If this in-depth review doesn't convince you to spend the extra bit of cash and get an A-5 as opposed to a marker that will need more maintenance and upgrades, then nothing will. For approximately $240 US (lower if you shop around) you get a lot more bang for your buck because of all the included extra features at are otherwise mods or upgrades for every other gun. I sincerely hope this review helps someone out. Inthefrey, another person who wrote an excellet review of the Tippmann A-5 under this section was posted on march 7, 2003 sold me on this marker. So I hope I am writing this to atleast back up his claims that the A-5 is an "excellent piece of Tippmann engineering and workmanship". It was worth every penny to get it. I hope anyone who buys this gun enjoys it even half as much as I have.
P.S. I want to thank all those that submitted whole-hearted, detailed reviews of the Tippmann A-5. You helped me make the right purchase decision.
quote:Originally posted by erik vandenavon people with tipmanns always play like their in fighting in a war. and the tipmanns look like real guns but paintball is not war if you play like you are a soldier in the army you will lose.
man whats up your ass. i play mil sim games because its fun. not because i think i'm in the army. get a life
quote:Originally posted by mattwbr Ok i dont know if anyone adressed this
the "plastic" is the same unbreakable military stuff Glock pistols are made of
the cyclone uses NO extra air
well, sorta, the cyclone takes motion from a rod attached to the bolt which turns the cyclone feed, so it takes more air to move the bolt forward moving the rod, turning the cyclone feed.
so in a small sense yes but then think about that you don't have to buy batteries all the time!
quote:Originally posted by pbaref93 lol, it cant out shoot an angel
Read his review again, please. If you pay attention, you will see that he never actually says it will outshoot an Angel. It just comes close. Here's the reality: the Angel will kick the A5's @$$ in speedball, but the Angel has NO chance in woodsball versus the a5, which was designed for woodsball play. These two markers were never designed to be compared, so please stop trying to compare them.

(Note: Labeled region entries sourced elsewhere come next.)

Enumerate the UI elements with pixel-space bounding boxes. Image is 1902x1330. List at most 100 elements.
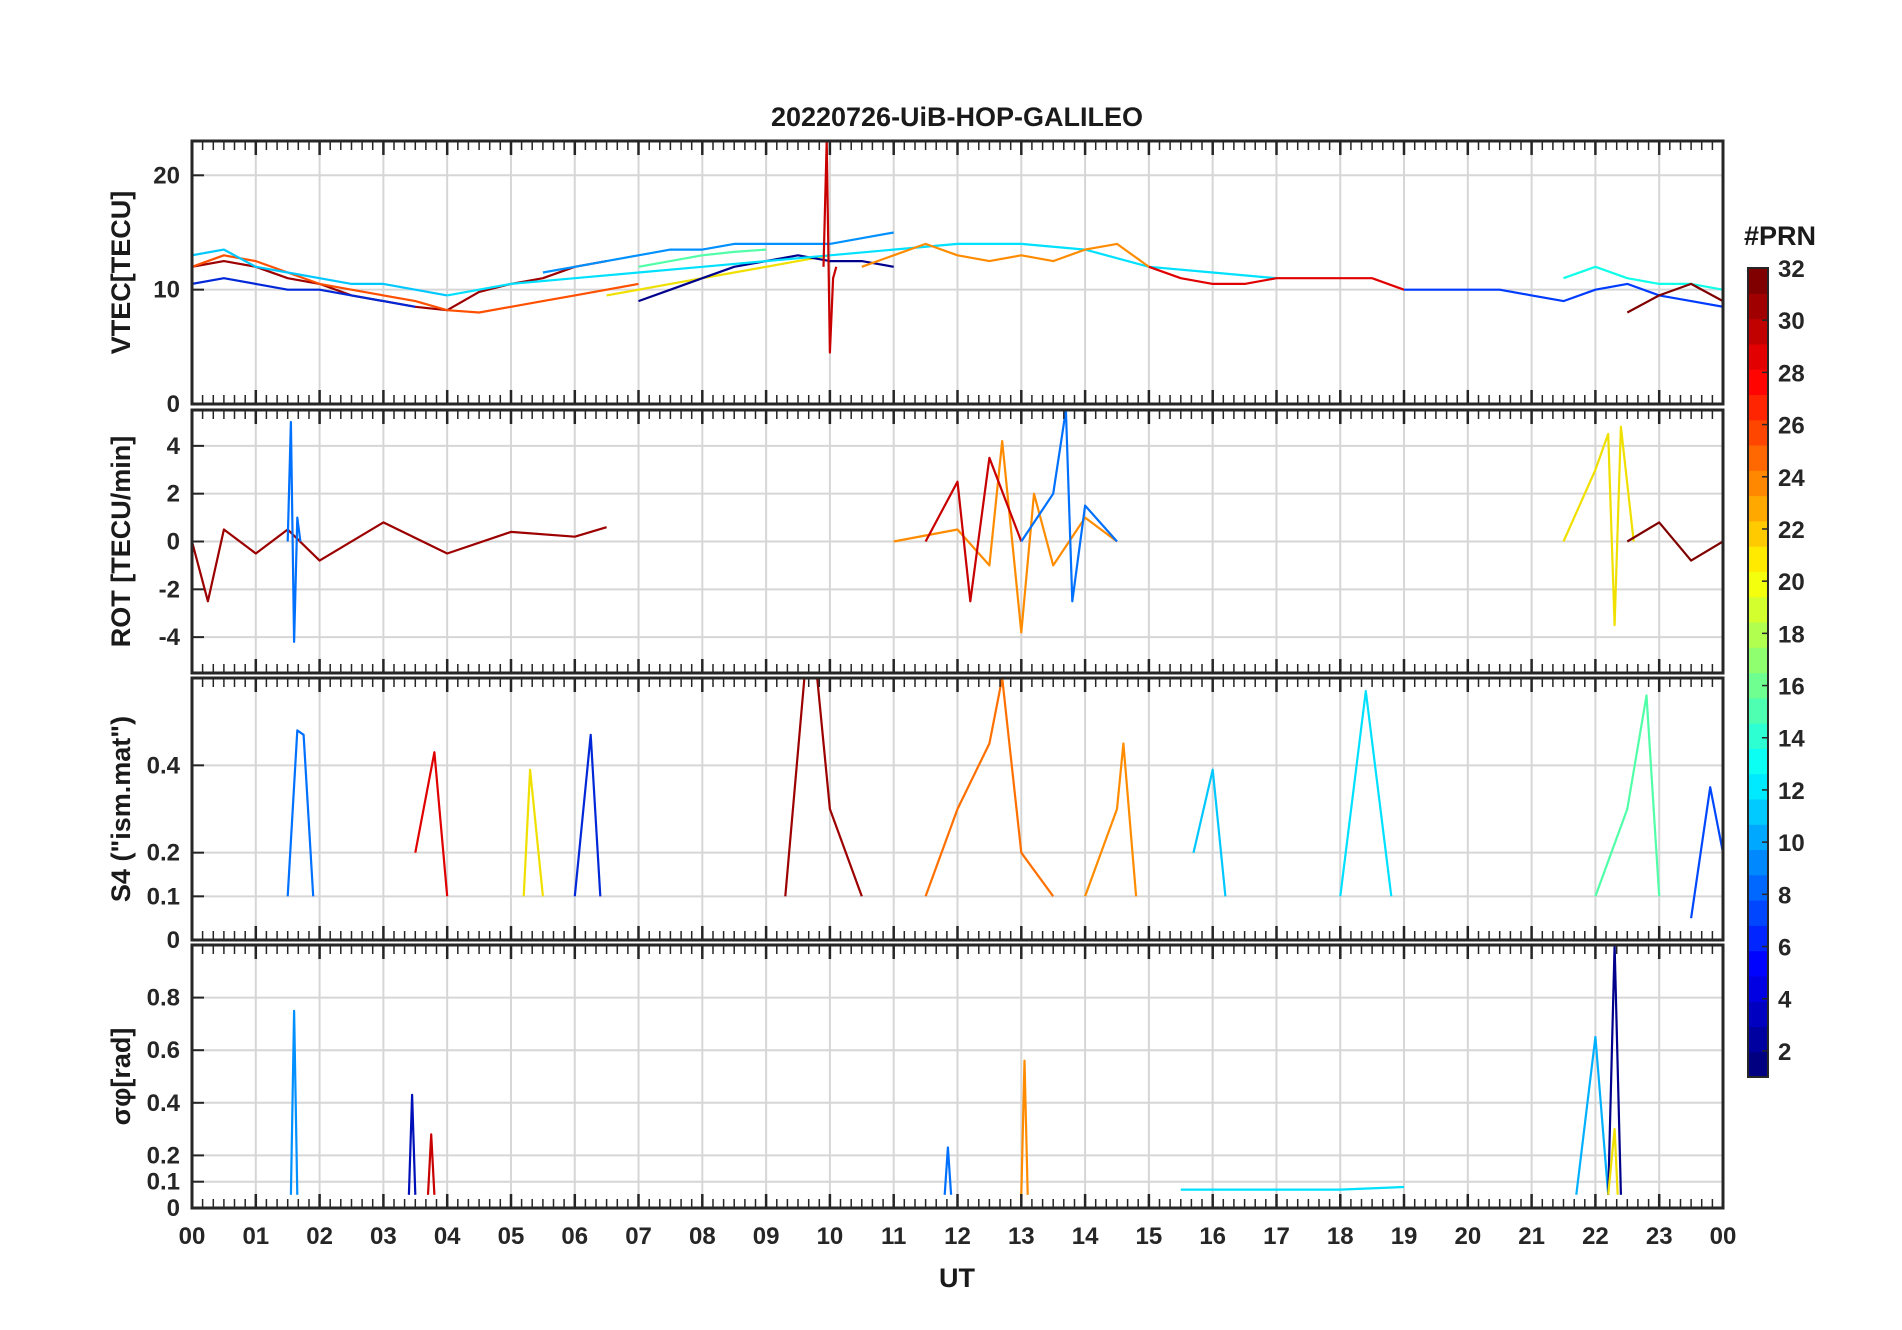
x-tick-label: 12 xyxy=(944,1223,971,1250)
series-line-prn-32 xyxy=(1626,282,1723,314)
colorbar-tick-label: 20 xyxy=(1778,569,1805,596)
colorbar-segment xyxy=(1748,773,1768,800)
series-line-prn-11 xyxy=(1192,768,1227,897)
panel-frame xyxy=(190,408,1725,675)
series-line-prn-31 xyxy=(784,678,863,897)
series-line-prn-32 xyxy=(1626,521,1723,562)
colorbar-segment xyxy=(1748,1026,1768,1053)
panel-frame xyxy=(190,139,1725,406)
y-tick-label: 0.6 xyxy=(147,1037,180,1064)
series-line-prn-25 xyxy=(924,678,1055,897)
x-tick-label: 23 xyxy=(1646,1223,1673,1250)
colorbar-segment xyxy=(1748,571,1768,598)
y-axis-label: ROT [TECU/min] xyxy=(106,436,136,647)
colorbar-tick-label: 30 xyxy=(1778,308,1805,335)
minor-ticks xyxy=(201,678,1714,940)
series-line-prn-8 xyxy=(286,420,302,644)
x-tick-label: 14 xyxy=(1072,1223,1099,1250)
y-tick-label: 0.4 xyxy=(147,752,181,779)
colorbar-segment xyxy=(1748,369,1768,396)
series-line-prn-30 xyxy=(924,456,1023,603)
colorbar-segment xyxy=(1748,647,1768,674)
colorbar-segment xyxy=(1748,394,1768,421)
series-line-prn-5 xyxy=(1404,282,1723,308)
y-tick-label: 0.1 xyxy=(147,1169,180,1196)
y-tick-label: -4 xyxy=(159,624,181,651)
colorbar-segment xyxy=(1748,697,1768,724)
x-tick-label: 20 xyxy=(1454,1223,1481,1250)
colorbar-segment xyxy=(1748,520,1768,547)
series-line-prn-12 xyxy=(447,242,1277,297)
colorbar-segment xyxy=(1748,546,1768,572)
series-line-prn-30 xyxy=(822,141,838,354)
y-tick-label: -2 xyxy=(159,576,180,603)
series-line-prn-19 xyxy=(1562,425,1635,627)
series-line-prn-10 xyxy=(1575,1035,1610,1195)
colorbar-tick-label: 10 xyxy=(1778,830,1805,857)
colorbar-segment xyxy=(1748,1051,1768,1078)
colorbar-tick-label: 4 xyxy=(1778,987,1792,1014)
x-axis: 00 01 02 03 04 05 06 07 08 09 10 11 12 13 14 15 16 17 18 19… xyxy=(179,1223,1737,1250)
series-line-prn-8 xyxy=(943,1146,953,1195)
colorbar-segment xyxy=(1748,849,1768,876)
y-tick-label: 10 xyxy=(153,277,180,304)
series-line-prn-31 xyxy=(192,521,607,603)
colorbar-tick-label: 24 xyxy=(1778,465,1805,492)
series-line-prn-29 xyxy=(1148,265,1405,291)
major-ticks xyxy=(254,945,1661,1208)
colorbar-segment xyxy=(1748,470,1768,497)
series-line-prn-15 xyxy=(1594,694,1661,897)
x-tick-label: 15 xyxy=(1136,1223,1163,1250)
colorbar-tick-label: 14 xyxy=(1778,726,1805,753)
series-line-prn-1 xyxy=(1607,945,1622,1195)
x-tick-label: 13 xyxy=(1008,1223,1035,1250)
y-tick-label: 0.2 xyxy=(147,1142,180,1169)
y-axis-label: σφ[rad] xyxy=(106,1028,136,1126)
x-tick-label: 02 xyxy=(306,1223,333,1250)
colorbar-tick-label: 32 xyxy=(1778,256,1805,283)
x-axis-label: UT xyxy=(939,1263,975,1293)
major-ticks xyxy=(254,141,1661,404)
colorbar-tick-label: 8 xyxy=(1778,882,1791,909)
colorbar-title: #PRN xyxy=(1744,221,1816,251)
series-line-prn-4 xyxy=(573,733,602,897)
panel-4: 00.10.2 0.4 0.6 0.8 σφ[rad] xyxy=(106,943,1725,1222)
colorbar-segment xyxy=(1748,495,1768,522)
minor-ticks xyxy=(201,945,1714,1208)
y-tick-label: 20 xyxy=(153,162,180,189)
x-tick-label: 01 xyxy=(242,1223,269,1250)
minor-ticks xyxy=(201,141,1714,404)
panel-1: 0 10 20 VTEC[TECU] xyxy=(106,139,1725,418)
series-line-prn-4 xyxy=(192,277,416,308)
x-tick-label: 10 xyxy=(817,1223,844,1250)
series-group xyxy=(192,141,1723,354)
major-ticks xyxy=(254,410,1661,673)
colorbar-tick-label: 18 xyxy=(1778,621,1805,648)
minor-ticks xyxy=(201,410,1714,673)
series-line-prn-30 xyxy=(426,1133,436,1195)
y-tick-label: 2 xyxy=(167,481,180,508)
y-tick-label: 0 xyxy=(167,391,180,418)
series-line-prn-20 xyxy=(606,254,831,297)
series-line-prn-20 xyxy=(1607,1127,1619,1195)
series-line-prn-29 xyxy=(414,751,449,897)
colorbar-segment xyxy=(1748,748,1768,775)
x-tick-label: 05 xyxy=(498,1223,525,1250)
x-tick-label: 07 xyxy=(625,1223,652,1250)
y-tick-label: 0.8 xyxy=(147,985,180,1012)
y-tick-label: 0.4 xyxy=(147,1090,181,1117)
series-line-prn-24 xyxy=(1020,1059,1029,1195)
panel-2: -4 -2 0 2 4 ROT [TECU/min] xyxy=(106,408,1725,675)
panel-frame xyxy=(190,676,1725,942)
x-tick-label: 18 xyxy=(1327,1223,1354,1250)
series-line-prn-3 xyxy=(407,1093,417,1195)
colorbar-segment xyxy=(1748,798,1768,825)
x-tick-label: 08 xyxy=(689,1223,716,1250)
colorbar-tick-label: 12 xyxy=(1778,778,1805,805)
colorbar-tick-label: 16 xyxy=(1778,674,1805,701)
y-tick-label: 0 xyxy=(167,1195,180,1222)
colorbar-segment xyxy=(1748,900,1768,926)
colorbar-segment xyxy=(1748,723,1768,749)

quote:Originally posted by Fear_Paintball The Gun Is made of plastic it already sounds crappy it also can only do 12 bps with that huge as hopper thats pretty worthless and the gun suxs if its made of plastic who pays like 400 dollars for a peice of plastic crap i think you are all insane if you buy this gun there is like no upgrades it is got the the worst aim in the world and its heavy as hell
you never have used a tippmann in your life. the gun is not plastic you retard. it costs $200, and i get 22bps easy with mine. it is also one of (if not THE) most upgradable paintball gun on the market. use your brain before you post crap that you dont know about.
PS: to everyone: the gun is NOT plastic. it is alluminum, so stop saying it is plastic. this is a TIPPMANN gun for God's sake.